Giving Compass' Take:

• Erum Mariam speaks with IDR about the need for movements and organizations to recognize the power of communities as a driver for change.

• Why is this especially important during coronavirus? How are you making sure your giving respects the rightful power of communities to capitalize on opportunities for change?

• Read about an example of the underreported power of communities in responding to disasters.

Erum Mariam is the Executive Director of BRAC IED (The Bangladesh Rural Advancement Committee Institute of Educational Development), BRAC University, in Bangladesh. She has extensive experience of scaling up education interventions and was involved in the expansion of BRAC’s non-formal primary schools in the 1990s.
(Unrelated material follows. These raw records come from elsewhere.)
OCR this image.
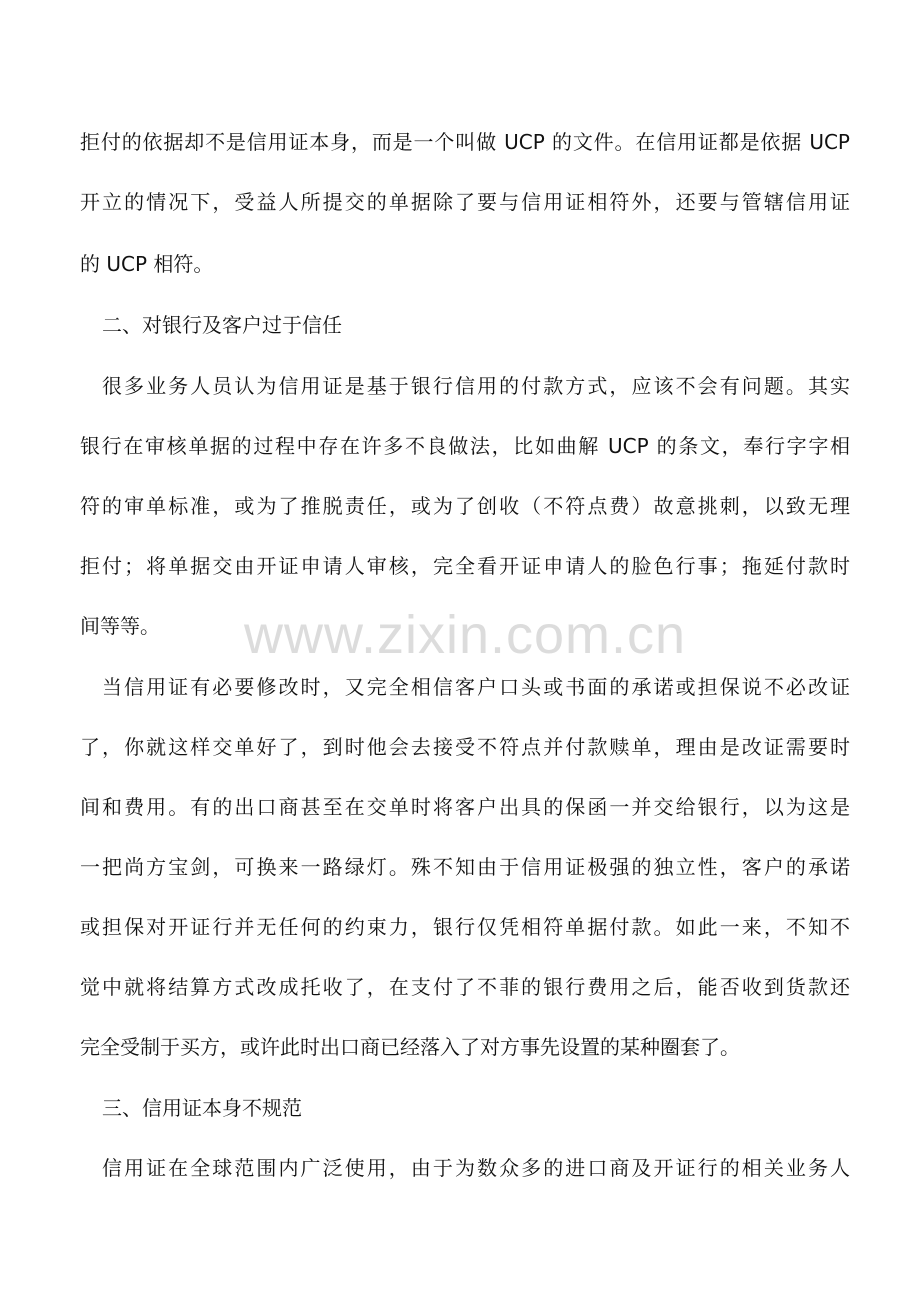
www.zixin.com.cn
拒付的依据却不是信用证本身，而是一个叫做 UCP 的文件。在信用证都是依据 UCP
开立的情况下，受益人所提交的单据除了要与信用证相符外，还要与管辖信用证
的 UCP 相符。
二、对银行及客户过于信任
很多业务人员认为信用证是基于银行信用的付款方式，应该不会有问题。其实
银行在审核单据的过程中存在许多不良做法，比如曲解 UCP 的条文，奉行字字相
符的审单标准，或为了推脱责任，或为了创收（不符点费）故意挑刺，以致无理
拒付；将单据交由开证申请人审核，完全看开证申请人的脸色行事；拖延付款时
间等等。
当信用证有必要修改时，又完全相信客户口头或书面的承诺或担保说不必改证
了，你就这样交单好了，到时他会去接受不符点并付款赎单，理由是改证需要时
间和费用。有的出口商甚至在交单时将客户出具的保函一并交给银行，以为这是
一把尚方宝剑，可换来一路绿灯。殊不知由于信用证极强的独立性，客户的承诺
或担保对开证行并无任何的约束力，银行仅凭相符单据付款。如此一来，不知不
觉中就将结算方式改成托收了，在支付了不菲的银行费用之后，能否收到货款还
完全受制于买方，或许此时出口商已经落入了对方事先设置的某种圈套了。
三、信用证本身不规范
信用证在全球范围内广泛使用，由于为数众多的进口商及开证行的相关业务人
In this interview with IDR, Erum tells us about why it is important to put children at the centre of education programmes and systems, how this builds ‘resilience’, and what this buzzword means to her. She also emphasises the critical role that frontline workers and communities play in times of crises, and how they are the real drivers of change.

Erum Mariam:

Even within poverty, we need to develop an understanding of poverty. It is not a uniform experience. What are the choices that are available to each family? What has happened in a child’s life? Going deeper to understand some of these questions is a part of the ethos that needs to be built into education programmes. At the core of this ethos is respect. You cannot try to understand vulnerability without this.

We believe that people in poverty can solve their own problems, we are simply there to assist them. We don’t use a ‘deficit lens’, we don’t see people who face poverty as being have-nots. Solutions, ideas, and competencies are within people themselves.

You cannot bypass the power of communities, it is the biggest driver of change.

We’ve found that including people from the community—particularly women—has significantly helped our programmes. We choose women from the community to be teachers, even if they don’t necessarily have the education qualifications that would ordinarily be required for the public education system.